For more on essential oil safety, consider purchasing Essential Oil Safety by Tissarant.

Or visit the National Association of Holistic Aromatherapy's safety resource page.

Is doTERRA the only quality essential oil provider?

No, there are many companies that produce a high quality product.  I enjoy oils from Young Living, Snow Lotus, and Original Swiss Aromatics.  If I need an oil today, I think AuraCacia is a fine, easily available product.  I like doTERRA because they offer a great product and make it really easy for everyday people to engage with essential oils.  They also have a great membership benefits program.

There are many, many low quality essential oils out there too. Some warning signs to look for.  "Fragrance oil" means it comes from a lab, not a plant.  Also cost can be a big indicator. If all oils from one company are the same price, or if oils that are traditionally very expensive (like rose, melissa, or jasmine) are selling for $10 or less, you can't be sure what you are actually buying.   If you want to explore oil companies further, consider joining the Blue Tansy Analysis group on Facebook or view the independent test results they have already conducted on their Google Drive.

How do I know that doTERRA is a quality product?

Every bottle of doTERRA oils comes with a batch number, which you can enter on the website sourcetoyou.com and get the official Gas Chromatography and Mass Spectrometry (GS/MS) report.  This is a detail of all the chemical compounds and percentages in that particular oil.  If you are interested in organic chemistry this may already give you a lot of information.  If not, you can use a book like Essential Oil Safety and compare the percentages to the standard compounds and percentages for that oil.  Each batch of oils will vary slightly due to weather and soil conditions when the plant was growing.
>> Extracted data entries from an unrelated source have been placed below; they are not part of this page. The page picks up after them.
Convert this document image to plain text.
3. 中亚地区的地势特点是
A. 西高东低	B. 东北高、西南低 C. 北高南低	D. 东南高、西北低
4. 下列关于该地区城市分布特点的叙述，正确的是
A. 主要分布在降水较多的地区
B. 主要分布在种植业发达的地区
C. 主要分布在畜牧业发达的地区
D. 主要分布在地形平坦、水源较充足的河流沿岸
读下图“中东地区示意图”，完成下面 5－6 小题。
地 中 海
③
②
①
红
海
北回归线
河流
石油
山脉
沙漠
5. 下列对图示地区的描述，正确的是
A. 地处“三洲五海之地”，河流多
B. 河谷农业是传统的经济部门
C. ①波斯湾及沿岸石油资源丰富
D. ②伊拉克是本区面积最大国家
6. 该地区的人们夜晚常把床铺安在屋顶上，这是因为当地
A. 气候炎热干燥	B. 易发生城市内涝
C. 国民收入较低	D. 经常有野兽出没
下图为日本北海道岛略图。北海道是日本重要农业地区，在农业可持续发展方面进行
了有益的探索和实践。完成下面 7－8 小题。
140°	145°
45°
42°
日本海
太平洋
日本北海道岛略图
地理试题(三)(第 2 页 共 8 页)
How do you know which oils will have a specific therapeutic property?

There are several ways to determine the property of an essential oil.  First we look at its use in nature.  For example, frankincense is a resin that a tree exudes when its bark is cut.  The resin covers the opening and helps repair the tree.  So frankincense has similar properties for humans is used for cellular repair, wound healing and is an anti-inflammatory.  We can also look to the chemical compounds from the GS/MS report.  All compounds can be divided up into several groups (hydrocarbons, alcohols, ketones, etc).  All the compounds in a group, tend to have the same properties.

Lastly we look to the thousands of years of history from people using plants medicinally. 

Join the oil of the month club to explore each oil in more depth.

Or if you are interested in diving deep, consider the certificate course at Bastyr University.

How do you know which oils will have a specific emotional response?

Much of essential oils emotional response can be tied to our memories.  The olfactory system (sense of smell) is one of the most primitive senses. When a scent is encountered the brain shoots it to the memory and emotion regions of our brain, bypassing the thinking and analysis part of our minds.  Emotions are often triggered without the brain really understanding "why?" or what to "think" about it.  Because each of us has a different set of memories and associations, two people may not experience the same emotional response to one oil.  For example, most people react to the scent of orange with a light and happy mood.  It often reminds us of summer, and carefree times of youth.  However, if you grew up in an orange grove and associate the scent with hard work, long hours, hot afternoons, you may have a negative response to orange.

I encourage people to close their eyes and clear their minds, then inhale an oil and ask yourself what emotion or memory comes up for you.  Write down your thoughts and compare them with friends, books or online material.  It can be fascinating work.

Where can I find professional studies on the efficacy of essential oils?

New research is always being conducted on essential oils by medical professional and universities.  Visit the National Institute of Health website and type in the essential oil you want to learn about.   For example, "lavender essential oil", which returns over 1,000 articles.